There was an incredibly confessional piece by Doc Scott a few years back where he fessed up to being cynical and wankered on drugs and playing terrible music - but had then been rescued by mates.

It probably depends on the setting and how much of a one trick pony you are. Like if you are a one hit wonder, performing that night after night and nobody giving a shit about anything you have written for the last 20 years must really suck.
 

luka

Well-known member
The vast majority of working musicians are recapitulating a particular moment of their youth, their own personal youth, but also the period of history in which they were a youth. It's actually obscene
 

john eden

male pale and stale
Also from my perspective I like different music - and more variety - now than I did when I was in my 20s. So it would be quite shit if I was having a Derek Bailey phase but had to go out and earn a wage playing ragga or whatever.

I did do some warm up slots in the noughties at Heatwave nights and it was a bit odd really with people being about half my age. But I was playing tunes that were made before they were born so it was just about do-able. And I didn't try and chat anybody up, obviously.
 

john eden

male pale and stale
The vast majority of working musicians are recapitulating a particular moment of their youth, their own personal youth, but also the period of history in which they were a youth.
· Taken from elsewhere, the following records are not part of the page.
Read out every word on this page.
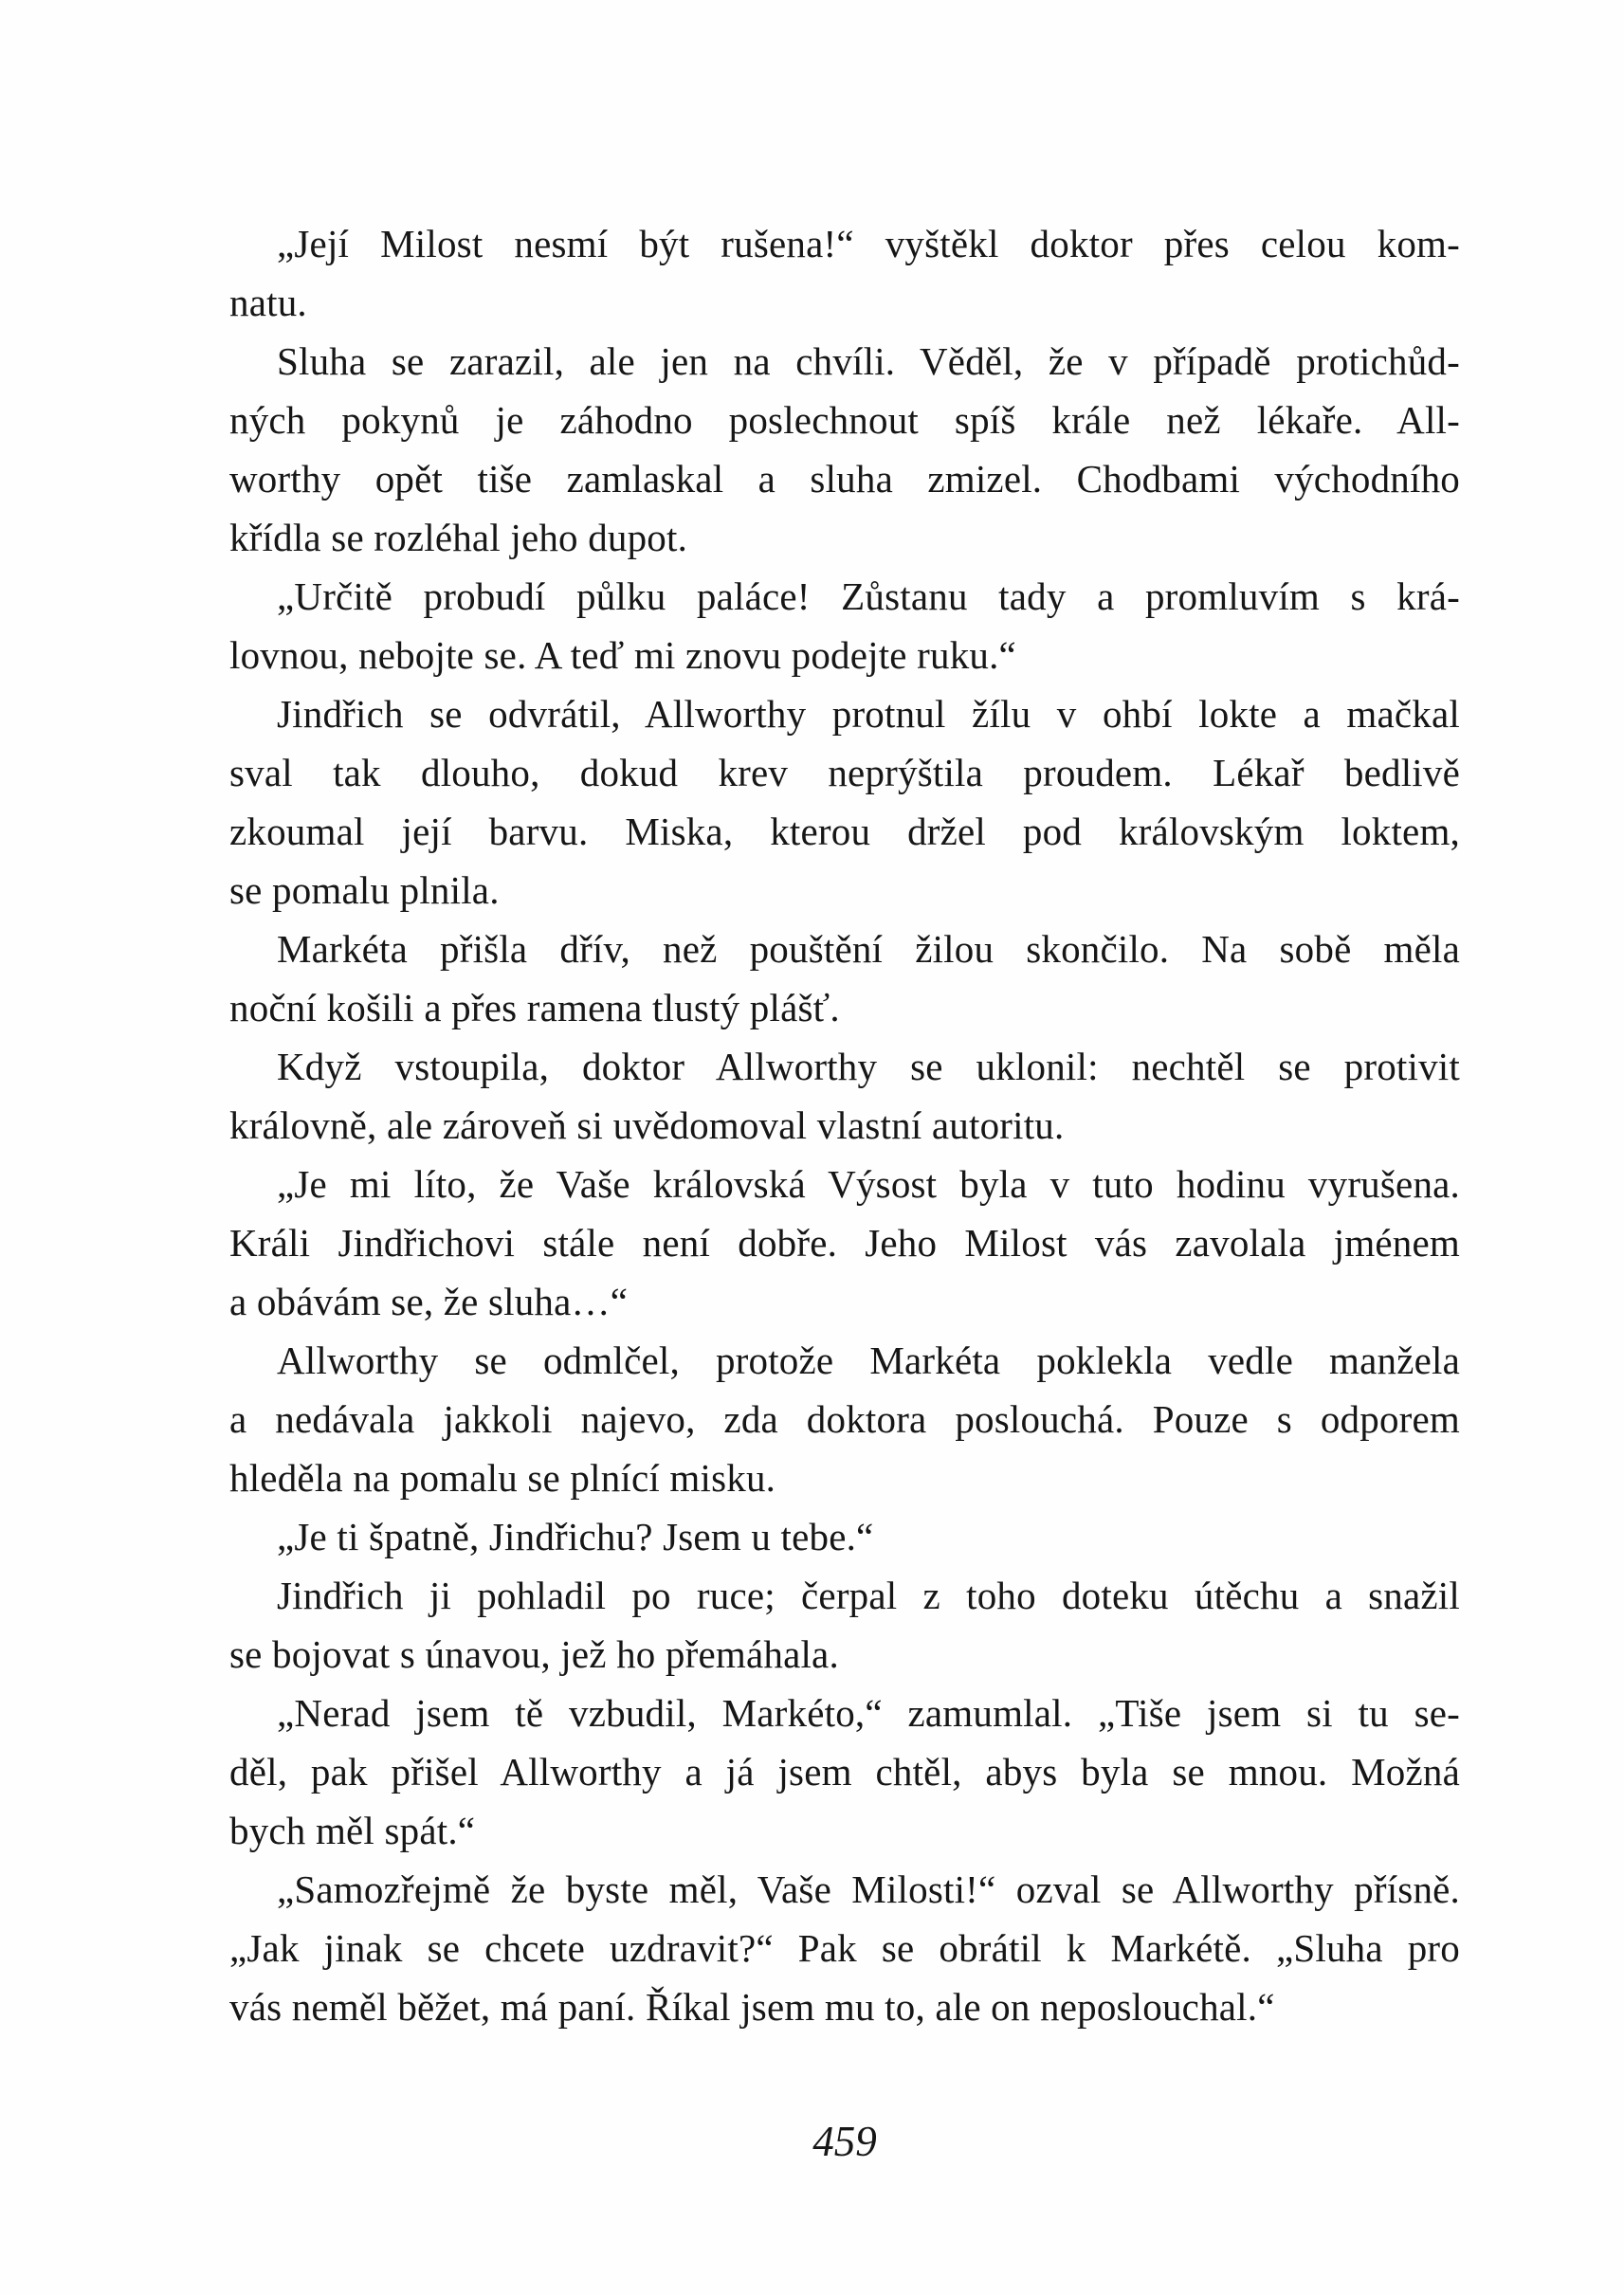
„Její Milost nesmí být rušena!“ vyštěkl doktor přes celou kom-
natu.
Sluha se zarazil, ale jen na chvíli. Věděl, že v případě protichůd-
ných pokynů je záhodno poslechnout spíš krále než lékaře. All-
worthy opět tiše zamlaskal a sluha zmizel. Chodbami východního
křídla se rozléhal jeho dupot.
„Určitě probudí půlku paláce! Zůstanu tady a promluvím s krá-
lovnou, nebojte se. A teď mi znovu podejte ruku.“
Jindřich se odvrátil, Allworthy protnul žílu v ohbí lokte a mačkal
sval tak dlouho, dokud krev neprýštila proudem. Lékař bedlivě
zkoumal její barvu. Miska, kterou držel pod královským loktem,
se pomalu plnila.
Markéta přišla dřív, než pouštění žilou skončilo. Na sobě měla
noční košili a přes ramena tlustý plášť.
Když vstoupila, doktor Allworthy se uklonil: nechtěl se protivit
královně, ale zároveň si uvědomoval vlastní autoritu.
„Je mi líto, že Vaše královská Výsost byla v tuto hodinu vyrušena.
Králi Jindřichovi stále není dobře. Jeho Milost vás zavolala jménem
a obávám se, že sluha…“
Allworthy se odmlčel, protože Markéta poklekla vedle manžela
a nedávala jakkoli najevo, zda doktora poslouchá. Pouze s odporem
hleděla na pomalu se plnící misku.
„Je ti špatně, Jindřichu? Jsem u tebe.“
Jindřich ji pohladil po ruce; čerpal z toho doteku útěchu a snažil
se bojovat s únavou, jež ho přemáhala.
„Nerad jsem tě vzbudil, Markéto,“ zamumlal. „Tiše jsem si tu se-
děl, pak přišel Allworthy a já jsem chtěl, abys byla se mnou. Možná
bych měl spát.“
„Samozřejmě že byste měl, Vaše Milosti!“ ozval se Allworthy přísně.
„Jak jinak se chcete uzdravit?“ Pak se obrátil k Markétě. „Sluha pro
vás neměl běžet, má paní. Říkal jsem mu to, ale on neposlouchal.“
459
It's actually obscene

This is the disease of rock n roll isn't it - far more toxic than pop really. That specific old man who feels like they are still an adolescent vibe.
 

Corpsey

bandz ahoy
I remember reading an interview with luka's favourite Dillinja in which he said that kids weren't interested in hearing breakbeats anymore, even though that was what he was really into.
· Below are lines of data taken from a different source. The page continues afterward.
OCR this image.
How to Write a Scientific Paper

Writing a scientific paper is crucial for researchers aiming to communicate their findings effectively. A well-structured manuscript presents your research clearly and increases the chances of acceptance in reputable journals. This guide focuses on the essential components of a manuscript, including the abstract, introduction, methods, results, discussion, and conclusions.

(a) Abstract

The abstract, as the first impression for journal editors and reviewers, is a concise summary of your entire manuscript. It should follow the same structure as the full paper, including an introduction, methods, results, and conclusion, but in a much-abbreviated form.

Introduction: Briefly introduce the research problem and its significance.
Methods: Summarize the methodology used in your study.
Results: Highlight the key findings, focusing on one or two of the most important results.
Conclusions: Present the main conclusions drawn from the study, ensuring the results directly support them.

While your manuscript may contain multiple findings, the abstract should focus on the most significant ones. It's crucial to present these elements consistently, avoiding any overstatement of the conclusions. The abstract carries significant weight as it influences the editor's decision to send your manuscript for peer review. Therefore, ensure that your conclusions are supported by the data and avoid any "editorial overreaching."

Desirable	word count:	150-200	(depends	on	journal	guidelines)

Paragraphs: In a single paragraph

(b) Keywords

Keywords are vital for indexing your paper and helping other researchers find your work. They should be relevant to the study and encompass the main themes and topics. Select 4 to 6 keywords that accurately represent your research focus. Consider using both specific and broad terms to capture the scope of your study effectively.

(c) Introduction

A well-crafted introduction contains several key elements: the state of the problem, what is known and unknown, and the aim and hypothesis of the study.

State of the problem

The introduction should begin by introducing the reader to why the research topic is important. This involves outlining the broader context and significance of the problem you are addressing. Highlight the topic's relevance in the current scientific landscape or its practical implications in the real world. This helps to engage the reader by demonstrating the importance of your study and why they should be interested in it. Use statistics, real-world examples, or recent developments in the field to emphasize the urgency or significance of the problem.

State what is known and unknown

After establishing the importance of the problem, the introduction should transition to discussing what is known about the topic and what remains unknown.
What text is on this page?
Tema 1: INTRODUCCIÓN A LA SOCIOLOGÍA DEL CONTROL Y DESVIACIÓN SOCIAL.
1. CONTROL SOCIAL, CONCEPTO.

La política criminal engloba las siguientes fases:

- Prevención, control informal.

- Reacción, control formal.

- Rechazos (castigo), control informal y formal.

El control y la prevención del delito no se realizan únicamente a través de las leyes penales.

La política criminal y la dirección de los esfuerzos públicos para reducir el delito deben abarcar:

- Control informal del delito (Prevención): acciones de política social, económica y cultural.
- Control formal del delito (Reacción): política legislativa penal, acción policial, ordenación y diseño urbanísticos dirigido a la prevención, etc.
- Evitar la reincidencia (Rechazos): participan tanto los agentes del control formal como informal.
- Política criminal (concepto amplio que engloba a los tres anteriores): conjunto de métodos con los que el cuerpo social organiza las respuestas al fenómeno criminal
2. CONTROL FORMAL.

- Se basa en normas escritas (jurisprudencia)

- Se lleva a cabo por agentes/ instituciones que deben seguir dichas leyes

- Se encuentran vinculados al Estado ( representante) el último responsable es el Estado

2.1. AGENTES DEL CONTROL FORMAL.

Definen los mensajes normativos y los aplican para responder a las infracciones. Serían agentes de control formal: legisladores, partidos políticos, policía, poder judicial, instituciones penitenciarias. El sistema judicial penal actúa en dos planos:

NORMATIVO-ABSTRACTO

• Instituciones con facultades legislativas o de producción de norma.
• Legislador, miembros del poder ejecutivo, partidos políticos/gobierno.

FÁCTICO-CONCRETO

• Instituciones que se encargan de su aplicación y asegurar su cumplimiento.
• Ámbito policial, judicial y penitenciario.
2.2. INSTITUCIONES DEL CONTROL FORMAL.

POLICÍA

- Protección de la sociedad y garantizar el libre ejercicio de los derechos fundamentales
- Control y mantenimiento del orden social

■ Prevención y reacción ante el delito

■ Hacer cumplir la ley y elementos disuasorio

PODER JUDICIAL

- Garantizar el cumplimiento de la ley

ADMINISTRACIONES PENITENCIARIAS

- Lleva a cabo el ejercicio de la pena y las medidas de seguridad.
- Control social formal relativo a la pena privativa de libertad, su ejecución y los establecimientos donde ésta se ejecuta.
I don't think he actually said that everything he was now making was cynically constructed to fit the modern taste for moronic jump up, but that was the implication. (Disclaimer: I like some moronic jump up.)
 

Corpsey

bandz ahoy
I don't blame musicians for doing that, though, a lot of them aren't really qualified to do anything else are they?

Being a (successful) DJ seems like a dream job when you're in your 20s but I've always wondered what happens when you hit that age where you're either not really into it anymore and you haven't got any work experience whatsoever.

OTOH, let's face it, having an "actual" job is fucking boring and stressful and shit too.
 

Corpsey

bandz ahoy
Also it's definitely true that the old DJs should make room for the new, otherwise it just becomes stagnant.